The ICA men retreated and occupied the Royal College of Surgeons to the west side of the Green where they held out, under intense sniper and machine-gun fire, until the order to surrender was delivered by Elizabeth O’Farrell. The garrison were marched to Richmond Barracks and there Mallin was separated from the rest of his men.
Michael Mallin was tried by court martial and at his trial he asserted that he had no knowledge of the Rising until that Easter Monday but he was found guilty and sentenced to death.
His family had believed he would be sentenced to a long term of imprisonment, not death. His pregnant wife Agnes and brother Thomas went to see him before his execution. The conditions in the prison cell were not good. “There was a small grid in the wall above his head. There was little light. He had an old green blanket around him, and he said it was very cold. He had several days’ growth of beard and his eyes appeared to be fixed and glossy4”.
Mallin was a devout Catholic and he requested that “Úna and little Joseph, whom I will never hold in my arms again, are dedicated to the Church. I want them in the service of God for the good of my soul3. He hoped that his sons James (13) and John (11) would grow up to be big and strong and look after their mother. We can see that he is in a state of shock as he also displayed concern for the family dog, “Try and find the dog. I saw it when I was being brought to the Castle, but I was afraid to call it, in case they would shoot it3”. Mallin also requested that his wife never marry again.
When asked by his brother if the price was worth it he replied “It is worth it. Ireland is a grand country, but the people in it are rotters4. In his final words to his brother Thomas he said “I am dying in the hope that we have made Ireland a better Ireland for you to live in5”.
By his own admission, Mallin had left his family destitute and worried about how they would be provided for up until his final hours. Agnes and the children were helped by donations from the Irish Volunteer Dependents’ Fund and later by the IRA pension instituted by the new Irish state. She initially received £1 per week from the Dependent’s Fund and resented that she was allocated less money that other beneficiaries due to her husbands’ income at time of his death. Middle class widows were given substantially more money in spite of others’ more precarious circumstances6.
Agnes Mallin developed consumption after the execution of her husband and never completely recovered. She died in 1932 at the age of 54 from a bone disease that affected her spine and kept her bedridden for the last year of her life.

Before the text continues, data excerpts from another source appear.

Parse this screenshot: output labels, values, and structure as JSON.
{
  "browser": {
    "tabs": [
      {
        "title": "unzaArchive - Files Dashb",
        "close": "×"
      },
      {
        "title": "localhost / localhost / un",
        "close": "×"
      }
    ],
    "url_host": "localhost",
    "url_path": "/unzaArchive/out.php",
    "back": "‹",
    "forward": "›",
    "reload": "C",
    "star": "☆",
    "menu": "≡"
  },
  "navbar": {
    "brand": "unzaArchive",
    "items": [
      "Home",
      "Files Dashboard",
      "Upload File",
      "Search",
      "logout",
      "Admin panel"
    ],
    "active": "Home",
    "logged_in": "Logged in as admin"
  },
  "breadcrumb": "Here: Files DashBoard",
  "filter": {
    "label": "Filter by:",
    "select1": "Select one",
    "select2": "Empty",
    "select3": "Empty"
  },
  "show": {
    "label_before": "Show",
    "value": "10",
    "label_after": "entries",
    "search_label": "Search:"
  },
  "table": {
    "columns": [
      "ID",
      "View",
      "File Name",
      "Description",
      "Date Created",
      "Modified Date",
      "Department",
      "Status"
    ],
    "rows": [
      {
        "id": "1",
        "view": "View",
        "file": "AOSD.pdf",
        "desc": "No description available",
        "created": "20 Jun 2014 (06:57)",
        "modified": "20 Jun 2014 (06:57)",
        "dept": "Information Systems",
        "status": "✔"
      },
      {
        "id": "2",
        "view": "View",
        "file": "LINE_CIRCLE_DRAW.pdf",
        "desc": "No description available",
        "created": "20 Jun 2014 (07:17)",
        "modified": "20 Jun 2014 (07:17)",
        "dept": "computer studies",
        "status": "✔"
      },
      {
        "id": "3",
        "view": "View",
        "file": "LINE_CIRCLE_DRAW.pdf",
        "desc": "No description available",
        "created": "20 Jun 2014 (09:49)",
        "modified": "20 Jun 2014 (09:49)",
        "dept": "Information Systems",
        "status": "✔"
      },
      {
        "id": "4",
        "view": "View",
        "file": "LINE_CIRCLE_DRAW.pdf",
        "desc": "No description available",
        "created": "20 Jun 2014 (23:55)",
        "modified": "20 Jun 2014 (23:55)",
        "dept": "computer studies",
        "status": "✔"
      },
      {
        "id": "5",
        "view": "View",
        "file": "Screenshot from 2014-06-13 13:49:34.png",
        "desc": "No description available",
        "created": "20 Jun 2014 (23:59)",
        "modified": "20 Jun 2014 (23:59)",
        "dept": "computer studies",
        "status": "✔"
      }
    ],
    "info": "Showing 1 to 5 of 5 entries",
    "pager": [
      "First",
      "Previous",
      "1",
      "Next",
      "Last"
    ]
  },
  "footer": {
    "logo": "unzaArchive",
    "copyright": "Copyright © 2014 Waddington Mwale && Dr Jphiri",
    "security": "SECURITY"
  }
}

On 15th September 2015, Fr. Joseph Mallin, the son of Michael Mallin and the only surviving child of the executed leaders of the 1916 Rising celebrated his 102nd birthday. Born in 1913, Fr. Mallin was just two and a half years old when his father was executed in Kilmainham Gaol7. Like many of the sons of the executed leaders, he attended St. Enda's and had his fees paid for by a fund set up to support the leaders' families. The Pearse Museum have a photograph of Father Mallin as a boy playing a harp seated next to Margaret Pearse, the mother of Pádraig and William, and a basket containing both the Irish and American flags. Father Joseph Mallin has been a priest in Hong Kong since 1948. Father Mallin was chaplain at Wah Yan Primary School in Wan Chai and lives at the Wah Yan College for boys. His sister Úna also fulfilled his father’s wish and became a Loreto nun.